I Want My MP3
By Heidi Kriz, Tue Nov 21 00:00:00 GMT 2000

America's Sprint PCS has released an innovative MP3 service -- built around a Samsung phone with a buiit-in player -- just in time for Christmas.


The gift-giving season is snapping at our heels, like a maiden aunt's yappy terrier. You know what that means; those lovely folks in manufacturing-land are busy making more toys for girls and boys everywhere.

Of course, the world of wireless is no exception. So the giants in the industry are racing to be the first to cash in on that lucrative teen and college-age demographic whose life revolves around two things: talking on the phone and listening to music.

And first out of the gate with a product that marries those two activities is Samsung Electronics Corp, which is about to start shipping a flashy new product called "Uproar."

Samsung has teamed up with Sprint PCS - the fourth-biggest wireless carrier in the United States - to produce Uproar, a sleek, silver, futuristic-looking cellular phone with an integrated MP3 player. It stores up to an hour's worth of MP3 music, has a wireless Web browser, and is even kitted out with a personal organizer. It also comes with a pretty hefty price tag - $399 retail.

"But that's less than you would pay separately for a cellular phone and a portable MP3 player," points out Sprint PCS spokeswoman Nancy Sherrer.

Store Those Tunes

And there's another feature thrown into mix that makes things a little more interesting - and might ease the pain of coughing up the dough.

Everyone who purchases Uproar between now and January 14, 2001, also gets a free one-year subscription to a service called "My Music." Together, Sprint PCS and Seattle online music site HitHive, are launching this web-based digital music service with an array of features.

Users can take their recorded music collection, and place it in the "music vault" located on the Sprint PCS site. From there, they can create custom playlists, research favorite artists, and store songs from CDs.

"Customers will have two gigabytes of storage, which will give them the ability to store as many as 800 songs," says Sherrer.

Users can then download about an hour of that at a time directly into Uproar (or stream it from the Web site) through their PC. They then listen to the music through specially designed headphones that feature a microphone located on the headphone wires.

So what if you're hoofing it in the park, listening to the new Pearl Jam album and the phone rings? You push a button, pause the music, listen to your caller through the headphones and talk back through the microphone, says Sherrer. When you're through with the call, you hit the button again, and pick up the music track where you left off.

But the Uproar isn't for everyone. Unfortunately, if you're a Mac user, you're not likely to find one of these under your Christmas tree; the service is currently not available to Macintosh OS users. But Sprint plans to release Mac-combatible software in the near future, according to Sherrer.

Meanwhile, Sherrer is quick to point out that My Music users will not be charged for airtime when utilizing the new service.

Tiptoe Through Those Legal Tulips

And how are Sprint PCS and HitHive dodging the MP3 legal minefield? With a little fancy footwork.

For example, after My Music users have transferred a song to Uproar, they have to check it back in on the web site before they can play the songs on a PC.

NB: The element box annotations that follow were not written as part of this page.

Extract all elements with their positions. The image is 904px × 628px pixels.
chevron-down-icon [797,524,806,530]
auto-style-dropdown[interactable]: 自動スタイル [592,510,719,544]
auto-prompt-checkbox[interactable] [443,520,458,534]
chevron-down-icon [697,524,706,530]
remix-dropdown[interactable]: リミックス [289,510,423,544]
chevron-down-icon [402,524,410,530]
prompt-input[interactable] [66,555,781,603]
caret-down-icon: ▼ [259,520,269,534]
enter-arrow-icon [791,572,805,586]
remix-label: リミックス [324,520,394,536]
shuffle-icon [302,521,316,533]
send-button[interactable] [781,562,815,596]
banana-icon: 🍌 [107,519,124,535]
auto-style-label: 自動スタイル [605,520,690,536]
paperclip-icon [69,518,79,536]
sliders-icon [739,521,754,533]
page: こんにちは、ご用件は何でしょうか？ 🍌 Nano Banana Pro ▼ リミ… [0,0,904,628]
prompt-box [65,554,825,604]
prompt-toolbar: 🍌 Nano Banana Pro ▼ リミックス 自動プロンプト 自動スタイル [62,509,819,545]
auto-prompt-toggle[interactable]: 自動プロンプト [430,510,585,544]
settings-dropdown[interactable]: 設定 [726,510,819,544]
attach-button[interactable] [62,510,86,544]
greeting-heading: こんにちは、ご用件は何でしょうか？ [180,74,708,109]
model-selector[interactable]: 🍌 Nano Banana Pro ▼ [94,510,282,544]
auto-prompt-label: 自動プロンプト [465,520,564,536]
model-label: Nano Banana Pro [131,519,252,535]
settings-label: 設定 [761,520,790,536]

What's more, the user must use a USB cable to download a song to the player, and can't do it over a wireless connection, so there's no trading MP3's with other My Music users yet. HitHive sees the Uproar offer as the first phase in the evolution of the marriage of music and wireless. The next phase is lurking around the corner. Early in the new year, HitHive will introduce a "loan and borrow" system, where users will be able to sample music they don't yet own.

"'Loan and borrow' is a system that protects the music copyright owners but still allows users to check out songs - one copy at a time - like borrowing a book from the library," says HitHive's VP of Marketing, Bill Bassett.

"From there it's just a short distance to the point at which users, based on their listening choices, will get a pop-up prompt from the appropriate recording company, asking 'Did you like this artist? Would you like to buy this album?' And then it would give them the ability to buy the CD over their wireless," says Basset.

The third phase of the intersection of these two technologies is "download on demand," says Basset. Which means that, when bandwidth and copyright licensing allows it, you will be able to pluck music from the air.

After that comes streaming music on demand, he says. One day, music fanatics will be able to hear whatever they want, wherever they want, whenever they want.

Of course, the billion dollar question is - is there a market out there for this stuff?

According to a study conducted by research firm Cahners In-Stat, worldwide sales of digital audio devices are projected to increase from 2.9 million units this year to 8 million units by 2003.

Nevertheless, products like the MP3 phone are still more novelty than must-have devices, according to Cahner senior analyst Mike Paxton. He points out that even MP3 players by themselves are taking some time to catch on.

"The first generation of these devices are still quite cumbersome, with too many wires, and a prohibitively high price. I believe they're a little ahead of the curve," says Paxton.

Heidi Kriz is a San Francisco-based freelance writer whose work has appeared in Wired, Red Herring, and PC Computing.